Перед выездом из Чимкента я заехал в Гос. Охот инспекцию за разрешением на отстрел сайгаков. Случай в Степном кое-чему научил. Начальник инспекции, работавший ранее у нас зоологом, выдал нужные бумаги и спросил,

- Ещё что-нибудь нужно?

- Подкинул бы баночку пороха!

Он достал из стола две банки «Сокола».

- Ещё что?

- Да вроде всё.

- А ружьё-то есть?

- Было в прошлом году. Твой же кадр и отобрал.

- Пойдём. Выберешь ружьё.


С ночёвкой я уезжал только на самые дальние участки. Возвращаясь из песков, издалека видел у ворот базы встречающего нас сына. Машина останавливалась, Максимка лез на колени к водителю и как клещ вцеплялся в руль. Потом мы с сыном шли колоть саксаул и затапливать баньку, а после ужина и короткого отдыха наступал самый приятный момент. Мы шли в баню. В пустынях Казахстана не растут берёзы и дубы. На одном из дальних участков, у артезианской скважины, я нашёл заросли солодки и связал из неё несколько веников. Надо было видеть блаженство на мордахе Максима, когда я прохаживался по нему солодковым веничком.
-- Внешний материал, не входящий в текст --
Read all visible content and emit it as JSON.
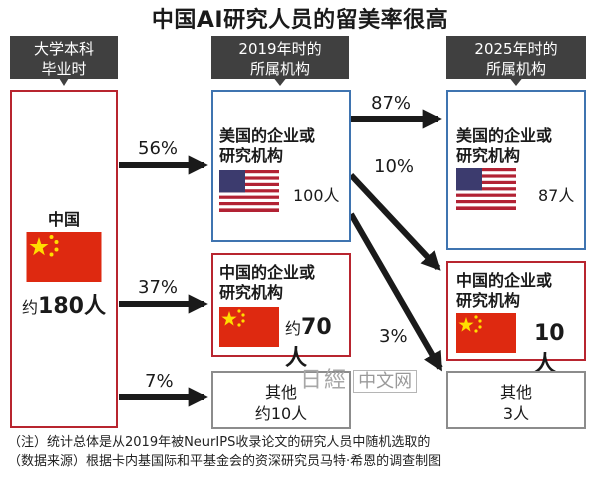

Пока мы кайфовали в бане, Люба растапливала в моей комнате печку, чистенький, усталый Максимка засыпал в моём меховом спальном мешке, глядя на блики огня, пляшущие по потолку. Тепло, уют, родные люди рядом. Никогда ещё за долгие 25 лет у меня не было такого сезона. Это был мой ПОСЛЕДНИЙ сезон. Только тогда об этом ещё не знали ни Люба, ни дети, ни я сам.


28.02.2010.

Последний сезон Проза, Пустыня, Работа, Длиннопост

(Жуантюбе, осень 1994. Сын Максим в 4 года мечтал стать зоологом, носить большие сапоги, штормовку, армейскую панаму, ездить в кабине ГАЗ-66 и спать в колючем меховом спальном мешке).